Beïnvloed als ik ben door het beeld dat de media schetsen van criminaliteit, vind ik het moeilijk voorstelbaar dat er inbrekers bestaan die het indringen in een privéruimte als een schoonheidsdaad ervaren. Het is duidelijk dat Carlos da C. hier omhuld is door het laken van Perquin, waardoor de identificatie met de crimineel beslist bemoeilijkt wordt. De vraag is echter of dat een zwaktebod is. In feite werkt de poëzie in Celinspecties op twee manieren vervreemdend: enerzijds wordt de lezer gedwongen te reflecteren over de menselijkheid van misdadigers, anderzijds moet hij of zij voortdurend nagaan op welke manier Perquin in hem gereïncarneerd is.
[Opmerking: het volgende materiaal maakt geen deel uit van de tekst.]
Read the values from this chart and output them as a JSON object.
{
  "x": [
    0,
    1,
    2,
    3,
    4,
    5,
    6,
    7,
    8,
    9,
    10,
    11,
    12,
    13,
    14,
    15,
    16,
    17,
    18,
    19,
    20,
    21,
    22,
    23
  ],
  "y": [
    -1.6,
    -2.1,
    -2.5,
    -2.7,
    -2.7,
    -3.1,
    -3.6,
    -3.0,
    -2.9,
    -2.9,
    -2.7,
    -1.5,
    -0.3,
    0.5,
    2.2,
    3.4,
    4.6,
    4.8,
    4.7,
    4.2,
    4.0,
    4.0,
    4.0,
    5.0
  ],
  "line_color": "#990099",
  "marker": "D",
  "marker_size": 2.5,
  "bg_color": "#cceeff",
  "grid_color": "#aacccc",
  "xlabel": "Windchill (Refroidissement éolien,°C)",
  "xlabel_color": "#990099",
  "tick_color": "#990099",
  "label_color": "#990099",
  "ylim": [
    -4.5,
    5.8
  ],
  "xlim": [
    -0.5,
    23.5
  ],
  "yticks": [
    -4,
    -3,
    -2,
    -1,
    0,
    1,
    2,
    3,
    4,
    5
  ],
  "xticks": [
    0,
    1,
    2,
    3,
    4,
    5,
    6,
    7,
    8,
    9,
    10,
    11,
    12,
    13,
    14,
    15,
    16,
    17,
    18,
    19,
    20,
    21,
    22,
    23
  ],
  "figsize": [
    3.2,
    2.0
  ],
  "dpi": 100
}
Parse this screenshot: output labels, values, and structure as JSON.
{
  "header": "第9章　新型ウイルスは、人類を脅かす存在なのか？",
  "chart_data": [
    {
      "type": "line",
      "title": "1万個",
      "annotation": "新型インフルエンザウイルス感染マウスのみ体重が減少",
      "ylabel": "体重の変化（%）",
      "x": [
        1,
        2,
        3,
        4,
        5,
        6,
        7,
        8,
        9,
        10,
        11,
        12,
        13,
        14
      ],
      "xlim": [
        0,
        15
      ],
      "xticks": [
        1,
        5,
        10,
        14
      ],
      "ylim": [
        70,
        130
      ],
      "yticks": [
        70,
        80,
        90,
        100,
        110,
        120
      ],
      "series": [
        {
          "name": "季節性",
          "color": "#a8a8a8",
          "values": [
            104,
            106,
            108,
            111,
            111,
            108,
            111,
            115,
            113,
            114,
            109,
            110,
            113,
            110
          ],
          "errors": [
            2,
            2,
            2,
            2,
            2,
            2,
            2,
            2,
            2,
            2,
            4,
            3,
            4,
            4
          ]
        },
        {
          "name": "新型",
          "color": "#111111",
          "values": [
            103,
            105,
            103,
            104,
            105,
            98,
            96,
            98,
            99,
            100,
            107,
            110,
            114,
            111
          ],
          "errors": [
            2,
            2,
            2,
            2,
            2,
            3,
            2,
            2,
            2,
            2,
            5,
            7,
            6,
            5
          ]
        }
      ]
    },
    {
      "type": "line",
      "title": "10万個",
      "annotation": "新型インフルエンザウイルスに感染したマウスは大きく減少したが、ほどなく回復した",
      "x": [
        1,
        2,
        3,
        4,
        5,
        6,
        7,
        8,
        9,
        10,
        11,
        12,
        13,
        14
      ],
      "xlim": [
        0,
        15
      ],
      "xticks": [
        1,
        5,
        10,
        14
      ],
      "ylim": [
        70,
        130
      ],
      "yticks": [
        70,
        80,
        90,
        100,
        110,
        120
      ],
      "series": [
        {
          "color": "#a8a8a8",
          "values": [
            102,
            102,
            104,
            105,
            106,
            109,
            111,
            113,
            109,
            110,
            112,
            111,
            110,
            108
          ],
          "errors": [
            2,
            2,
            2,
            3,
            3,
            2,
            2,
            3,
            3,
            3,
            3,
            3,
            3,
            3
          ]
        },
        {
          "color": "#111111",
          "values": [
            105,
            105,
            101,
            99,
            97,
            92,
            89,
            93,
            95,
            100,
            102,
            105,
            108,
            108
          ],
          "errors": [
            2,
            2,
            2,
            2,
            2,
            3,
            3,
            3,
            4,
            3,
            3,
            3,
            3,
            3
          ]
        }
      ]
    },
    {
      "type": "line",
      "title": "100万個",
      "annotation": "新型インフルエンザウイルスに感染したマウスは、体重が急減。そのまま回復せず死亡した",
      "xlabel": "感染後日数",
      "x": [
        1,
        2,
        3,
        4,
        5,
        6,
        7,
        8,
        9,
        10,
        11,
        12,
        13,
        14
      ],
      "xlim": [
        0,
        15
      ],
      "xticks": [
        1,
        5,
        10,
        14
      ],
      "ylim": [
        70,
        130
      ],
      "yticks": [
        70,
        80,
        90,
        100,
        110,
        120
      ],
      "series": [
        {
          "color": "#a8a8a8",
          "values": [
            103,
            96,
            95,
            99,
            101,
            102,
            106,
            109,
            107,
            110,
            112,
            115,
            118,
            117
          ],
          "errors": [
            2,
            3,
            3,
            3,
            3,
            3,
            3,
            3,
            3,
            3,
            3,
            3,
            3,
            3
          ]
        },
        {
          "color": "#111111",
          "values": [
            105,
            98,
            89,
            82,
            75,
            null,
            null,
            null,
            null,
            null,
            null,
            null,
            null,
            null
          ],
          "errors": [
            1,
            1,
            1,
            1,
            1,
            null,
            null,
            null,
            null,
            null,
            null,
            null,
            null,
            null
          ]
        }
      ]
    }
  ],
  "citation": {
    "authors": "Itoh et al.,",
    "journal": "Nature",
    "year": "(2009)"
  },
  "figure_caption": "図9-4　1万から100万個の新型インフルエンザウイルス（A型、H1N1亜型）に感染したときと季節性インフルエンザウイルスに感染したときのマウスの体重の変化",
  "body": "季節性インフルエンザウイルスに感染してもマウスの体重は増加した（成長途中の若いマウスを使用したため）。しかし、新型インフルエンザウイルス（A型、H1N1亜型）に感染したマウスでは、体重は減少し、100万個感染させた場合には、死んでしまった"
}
Wat dat tweede betreft zou je je met de woorden uit Servetten halfstok kunnen afvragen: ligt Perquin opgevouwen achteraan, of hangt zij breeduit in de etalage?

Jeroen

*

Beste wolven,

Vanaf haar debuut brengt Perquin verslag uit van haar zoektocht naar identiteit, stelt Jeroen vast. In Celinspecties, vervolgt hij, worden we daarnaast gedwongen na te denken over de menselijkheid van misdadigers. De titel Celinspecties verraadt in zekere zin die tweeledige onderneming, die volgens mij niet zozeer aanstuurt op de vraag ‘Wie (of waar) is Perquin?’ maar op de tijdloos algemene en tegelijk persoonlijke vraag ‘Wie (of wat) is de mens?’ Wat is identiteit eigenlijk? Iets waar je zelf invloed op hebt of niet? De ‘celinspectie’ kan enerzijds worden uitgelegd als de routinematige doorzoeking van een afgebakende ruimte door een hiërarchisch hogergeplaatste instantie, anderzijds houdt het ook het veel fundamentelere onderzoek naar de eigen persoonlijke of menselijke materie in.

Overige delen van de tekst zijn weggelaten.